David McKindley-Ward
David McKindley-Ward, grew up in the DC area steeped in folk, traditional music, and protest music from all over the world. From his solid folk foundation of Pete Segeer and Stan Rogers, he found a love for Irish music from cassette tape recordings of the old folk revival balladeers from the 50s and 60s; the Clancy brothers and Tommy Makem, the Dubliners, The Wolftones, and many more. His interest in traditional singing grew when exposed to such greats as Paul Brady, Dolores Keane, and Donal Maguire, and much of his style and repertoire is based on these three. David has collaborated with singers and instrumentalists Billy McComiskey, Eimear Arkins, Liz Hanley, Joey Abarta, and many others.
As an instrumentalist, David is a sought out session musician, and accompanist on bouzouki and guitar, as well as a well respected interpreter of the musical carnival that is the tenor banjo, taking first place in the mid-atlantic fleadh in 2019.
Over the last few years, he has made a name for himself as a touring artist across the US, Ireland and the UK and a regular performer and instructor at festivals including Catskills Irish Arts Week, Baltimore TradFest and The Philadelphia Céilí Group. He recently moved to the Boston area and has found a musical home amongst the fine traditional Irish musicians based there.He has recorded three albums with singer-songwriter Letitia VanSant, their latest release due this fall.
Peter FitzGerald
Peter comes from Navan County Meath. During the folk and traditional music revival in the late ‘70s, Peter took up mandolin and started attending sessions on a regular basis in County Meath and beyond. Later he took up banjo and was influenced by Barney McKenna and Mick Moloney, especially having heard the latter’s “Strings Attached” album. In 1983 he emigrated to the U.S. with his friend accordion player Tim Mulcahy and settled in Baltimore.
Peter soon became a regular player at sessions and ceilis in the area. At Billy McComiskey’s Thursday night session at Kavanagh’s pub in Baltimore, Peter learned an abundance of music, especially from Billy.
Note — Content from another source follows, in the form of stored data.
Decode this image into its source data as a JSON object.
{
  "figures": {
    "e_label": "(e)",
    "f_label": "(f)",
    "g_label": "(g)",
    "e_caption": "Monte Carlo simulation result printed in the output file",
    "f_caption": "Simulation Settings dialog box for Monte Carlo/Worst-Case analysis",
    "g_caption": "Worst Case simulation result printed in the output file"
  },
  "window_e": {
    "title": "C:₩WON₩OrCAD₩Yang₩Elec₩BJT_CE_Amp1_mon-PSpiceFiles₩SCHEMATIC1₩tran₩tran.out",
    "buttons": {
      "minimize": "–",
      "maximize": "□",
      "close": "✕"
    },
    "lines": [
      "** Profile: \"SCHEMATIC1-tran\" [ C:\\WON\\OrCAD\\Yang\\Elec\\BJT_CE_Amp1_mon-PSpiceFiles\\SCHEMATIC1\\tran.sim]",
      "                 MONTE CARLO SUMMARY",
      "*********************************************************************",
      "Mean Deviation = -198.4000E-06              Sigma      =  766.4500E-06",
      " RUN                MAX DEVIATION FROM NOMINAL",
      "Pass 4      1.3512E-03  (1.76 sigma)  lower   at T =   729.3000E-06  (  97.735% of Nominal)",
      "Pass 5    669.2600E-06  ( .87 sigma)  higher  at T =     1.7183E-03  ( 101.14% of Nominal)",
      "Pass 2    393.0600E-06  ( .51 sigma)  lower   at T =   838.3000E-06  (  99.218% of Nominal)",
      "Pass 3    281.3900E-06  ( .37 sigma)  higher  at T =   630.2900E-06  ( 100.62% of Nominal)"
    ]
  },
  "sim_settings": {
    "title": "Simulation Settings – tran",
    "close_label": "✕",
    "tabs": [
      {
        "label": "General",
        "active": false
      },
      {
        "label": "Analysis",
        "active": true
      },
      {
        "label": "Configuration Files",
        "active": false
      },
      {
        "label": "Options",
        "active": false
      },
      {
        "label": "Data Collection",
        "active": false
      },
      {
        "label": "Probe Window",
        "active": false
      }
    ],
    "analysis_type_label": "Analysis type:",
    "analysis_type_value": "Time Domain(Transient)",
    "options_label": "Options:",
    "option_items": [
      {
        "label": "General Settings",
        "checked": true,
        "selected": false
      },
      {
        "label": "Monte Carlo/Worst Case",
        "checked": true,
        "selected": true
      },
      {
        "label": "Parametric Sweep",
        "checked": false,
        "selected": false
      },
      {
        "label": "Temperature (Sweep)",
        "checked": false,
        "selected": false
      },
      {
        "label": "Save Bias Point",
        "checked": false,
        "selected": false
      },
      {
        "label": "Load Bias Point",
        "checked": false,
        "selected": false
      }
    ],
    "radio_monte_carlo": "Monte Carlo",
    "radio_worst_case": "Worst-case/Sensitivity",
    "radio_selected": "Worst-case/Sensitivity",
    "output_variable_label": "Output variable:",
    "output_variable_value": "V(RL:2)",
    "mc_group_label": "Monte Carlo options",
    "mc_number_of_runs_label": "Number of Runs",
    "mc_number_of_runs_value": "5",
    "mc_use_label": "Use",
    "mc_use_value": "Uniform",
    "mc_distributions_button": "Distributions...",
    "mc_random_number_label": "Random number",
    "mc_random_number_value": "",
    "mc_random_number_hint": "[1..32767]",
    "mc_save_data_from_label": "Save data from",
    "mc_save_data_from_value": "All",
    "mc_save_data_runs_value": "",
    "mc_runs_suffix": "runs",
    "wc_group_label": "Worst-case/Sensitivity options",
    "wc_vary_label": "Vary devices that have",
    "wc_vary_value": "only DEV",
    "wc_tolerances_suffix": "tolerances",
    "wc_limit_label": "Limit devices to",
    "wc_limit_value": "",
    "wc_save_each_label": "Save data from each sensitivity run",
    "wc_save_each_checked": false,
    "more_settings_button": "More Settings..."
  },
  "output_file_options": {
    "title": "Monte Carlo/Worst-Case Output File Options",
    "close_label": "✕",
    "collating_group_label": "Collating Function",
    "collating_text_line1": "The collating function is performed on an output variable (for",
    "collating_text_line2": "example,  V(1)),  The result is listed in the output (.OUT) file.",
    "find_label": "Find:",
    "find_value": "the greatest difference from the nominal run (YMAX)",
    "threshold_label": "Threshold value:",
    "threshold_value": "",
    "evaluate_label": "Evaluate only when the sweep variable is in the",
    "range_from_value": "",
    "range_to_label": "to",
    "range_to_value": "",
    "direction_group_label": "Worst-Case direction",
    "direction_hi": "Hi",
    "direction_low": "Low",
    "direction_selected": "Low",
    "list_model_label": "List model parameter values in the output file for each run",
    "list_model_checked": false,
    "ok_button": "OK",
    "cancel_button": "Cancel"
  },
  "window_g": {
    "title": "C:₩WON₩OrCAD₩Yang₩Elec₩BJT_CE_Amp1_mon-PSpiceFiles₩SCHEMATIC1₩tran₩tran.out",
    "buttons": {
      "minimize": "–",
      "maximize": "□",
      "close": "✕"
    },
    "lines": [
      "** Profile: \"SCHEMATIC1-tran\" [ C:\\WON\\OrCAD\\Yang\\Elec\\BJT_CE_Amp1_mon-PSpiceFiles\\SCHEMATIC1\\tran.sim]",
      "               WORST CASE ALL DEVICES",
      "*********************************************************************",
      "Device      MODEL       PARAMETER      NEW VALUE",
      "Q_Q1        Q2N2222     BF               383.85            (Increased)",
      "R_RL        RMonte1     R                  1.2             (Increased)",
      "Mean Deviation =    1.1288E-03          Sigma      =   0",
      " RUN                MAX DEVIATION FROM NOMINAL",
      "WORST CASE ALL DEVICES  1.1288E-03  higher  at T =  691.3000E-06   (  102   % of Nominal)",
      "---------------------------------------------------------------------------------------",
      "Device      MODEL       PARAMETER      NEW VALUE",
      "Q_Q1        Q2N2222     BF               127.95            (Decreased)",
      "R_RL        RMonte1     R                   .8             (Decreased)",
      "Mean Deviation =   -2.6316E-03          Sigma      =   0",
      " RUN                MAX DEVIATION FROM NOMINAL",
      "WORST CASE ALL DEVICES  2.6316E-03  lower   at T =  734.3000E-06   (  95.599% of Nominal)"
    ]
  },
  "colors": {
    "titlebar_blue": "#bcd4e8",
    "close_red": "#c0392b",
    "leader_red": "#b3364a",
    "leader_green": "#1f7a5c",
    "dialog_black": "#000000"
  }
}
In addition, he increased his repertoire from playing with the many visiting musicians who attended that session and the many other sessions in the Baltimore-Washington area. In 1990, Peter began leading what would become the longest running session in Baltimore, at J.Patrick’s Irish Pub. That session ran non-stop until the owner Joe Patrick Byrne passed away in 2012.
Peter is a highly regarded banjo and mandolin teacher and has taught privately, at previous Baltimore trad festivals, and at New York Catskills festivals and festivals in Nova Scotia.